8. La gouvernance de l'IA devient obligatoire pour le déploiement en entreprise
À mesure que les cadres réglementaires mûrissent et que l'adoption de l'IA s'accélère, les entreprises ne considéreront plus la gouvernance comme facultative. Les organisations formaliseront des politiques et des systèmes pour garantir que l'IA est déployée de manière sûre, éthique et conforme — et cette évolution sera motivée par des préoccupations croissantes concernant la confidentialité des données, la transparence des modèles, la responsabilité des décisions et l'exposition réglementaire.
Les cadres de gouvernance permettront :
- surveiller et auditer les actions de l'IA à travers les systèmes
- contrôler l'accès aux données sensibles et aux requêtes
- suivre la lignée des modèles, les sources d'entraînement et l'historique des versions
- garantir la conformité aux réglementations mondiales et spécifiques à l'industrie
- établir une surveillance pour les cas d'utilisation à haut risque ou à fort impact
La gouvernance de l'IA devient une condition préalable pour généraliser l'IA à l'échelle de l'entreprise, non seulement pour réduire les risques, mais aussi pour instaurer la confiance organisationnelle et stimuler une adoption plus large.
9. L'humain dans la boucle devient le modèle par défaut pour les flux de travail d'IA en entreprise
Alors même que les systèmes d'IA gagnent en performance, les entreprises adopteront des flux de travail hybrides où les humains restent au cœur de la supervision et de la prise de décision. Les processus HITL (Human-in-the-Loop) deviendront la norme pour examiner les résultats critiques, garantir la conformité, valider l'exactitude et maintenir la confiance organisationnelle.

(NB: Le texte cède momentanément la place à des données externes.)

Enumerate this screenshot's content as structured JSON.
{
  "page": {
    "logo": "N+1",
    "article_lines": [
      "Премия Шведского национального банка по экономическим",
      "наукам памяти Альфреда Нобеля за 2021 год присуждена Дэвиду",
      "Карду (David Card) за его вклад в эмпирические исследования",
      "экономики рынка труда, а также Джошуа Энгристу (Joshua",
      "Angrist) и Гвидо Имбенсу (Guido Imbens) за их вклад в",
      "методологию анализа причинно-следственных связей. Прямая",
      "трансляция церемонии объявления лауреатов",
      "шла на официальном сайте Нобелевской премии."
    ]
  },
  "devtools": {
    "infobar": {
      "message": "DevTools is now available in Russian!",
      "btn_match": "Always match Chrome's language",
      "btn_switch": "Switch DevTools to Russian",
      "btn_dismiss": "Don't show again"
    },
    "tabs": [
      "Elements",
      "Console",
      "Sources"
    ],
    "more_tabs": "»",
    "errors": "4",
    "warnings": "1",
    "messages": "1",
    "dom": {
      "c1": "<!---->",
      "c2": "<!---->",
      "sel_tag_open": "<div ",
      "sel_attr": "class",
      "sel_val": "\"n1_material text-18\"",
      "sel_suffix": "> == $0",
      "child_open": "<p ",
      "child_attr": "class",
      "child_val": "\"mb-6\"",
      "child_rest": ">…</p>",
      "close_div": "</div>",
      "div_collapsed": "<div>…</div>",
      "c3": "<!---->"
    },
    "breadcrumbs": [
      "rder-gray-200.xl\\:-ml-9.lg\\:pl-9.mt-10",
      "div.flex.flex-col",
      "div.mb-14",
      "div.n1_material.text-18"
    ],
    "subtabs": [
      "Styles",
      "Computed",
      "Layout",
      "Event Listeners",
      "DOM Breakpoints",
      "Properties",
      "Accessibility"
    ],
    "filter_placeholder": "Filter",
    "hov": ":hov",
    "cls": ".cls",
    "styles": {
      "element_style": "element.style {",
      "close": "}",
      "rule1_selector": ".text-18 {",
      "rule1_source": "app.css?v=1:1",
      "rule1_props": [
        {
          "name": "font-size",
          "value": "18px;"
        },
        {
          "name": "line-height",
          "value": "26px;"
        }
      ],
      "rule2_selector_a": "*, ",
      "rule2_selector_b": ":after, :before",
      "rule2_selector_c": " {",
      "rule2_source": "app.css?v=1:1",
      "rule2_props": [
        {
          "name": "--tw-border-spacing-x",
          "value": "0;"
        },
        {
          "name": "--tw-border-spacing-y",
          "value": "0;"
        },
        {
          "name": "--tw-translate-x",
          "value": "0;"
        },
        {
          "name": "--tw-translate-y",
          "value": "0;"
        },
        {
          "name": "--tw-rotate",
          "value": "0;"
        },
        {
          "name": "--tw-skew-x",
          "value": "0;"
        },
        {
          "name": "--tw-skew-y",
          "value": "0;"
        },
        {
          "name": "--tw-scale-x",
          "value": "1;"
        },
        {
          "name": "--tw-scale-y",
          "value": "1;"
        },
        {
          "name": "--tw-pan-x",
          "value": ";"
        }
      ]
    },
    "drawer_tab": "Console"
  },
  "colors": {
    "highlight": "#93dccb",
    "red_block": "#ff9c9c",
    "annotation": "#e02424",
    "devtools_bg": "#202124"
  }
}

L'humain dans la boucle (HITL) sera intégré dans une variété de flux de travail :
- communications entre clients et employés
- approbations juridiques, financières et des achats
- génération de documents
- gestion des contrats
- prise de décision complexe ayant des conséquences réglementaires
- Des agents d'intelligence artificielle effectuant des actions automatisées dans les systèmes centraux
Cette approche permet aux entreprises de déployer l'IA plus rapidement et avec plus d'assurance, en veillant à ce que l'IA complète l'expertise humaine plutôt que de la remplacer. Elle offre également de l'efficacité sans sacrifier la confiance, le contrôle ou la responsabilité.
10. Les petits modèles de langage deviennent essentiels pour l'IA d'entreprise
Alors que les entreprises recherchent l'efficacité, la confidentialité et des capacités spécialisées, les SLM (petits modèles de langage) vont gagner du terrain. Ces modèles compacts seront optimisés pour des tâches, des domaines ou des industries spécifiques — offrant une inférence plus rapide, un coût moindre et une plus grande contrôlabilité que leurs homologues massifs.
Les SLMs seront particulièrement précieux pour
- Applications sur appareil et en périphérie
- Secteurs hautement réglementés nécessitant un traitement local
- Des flux de travail qui exigent des performances prévisibles et un minimum d'hallucinations
- Expertise sectorielle affinée dans des domaines tels que les services juridiques, médicaux ou financiers
- Organisations disposant de budgets de calcul limités
Plutôt que de s'appuyer sur un seul modèle gigantesque pour tout gérer, les entreprises adopteront des portefeuilles de modèles : une combinaison de LLM à usage général et de SLM hautement spécialisés qui offrent une valeur ciblée à moindre coût et avec moins de risques. Cela représente un net virage, passant de “ plus c'est grand, mieux c'est ” à “ une intelligence taillée sur mesure pour la tâche ”.”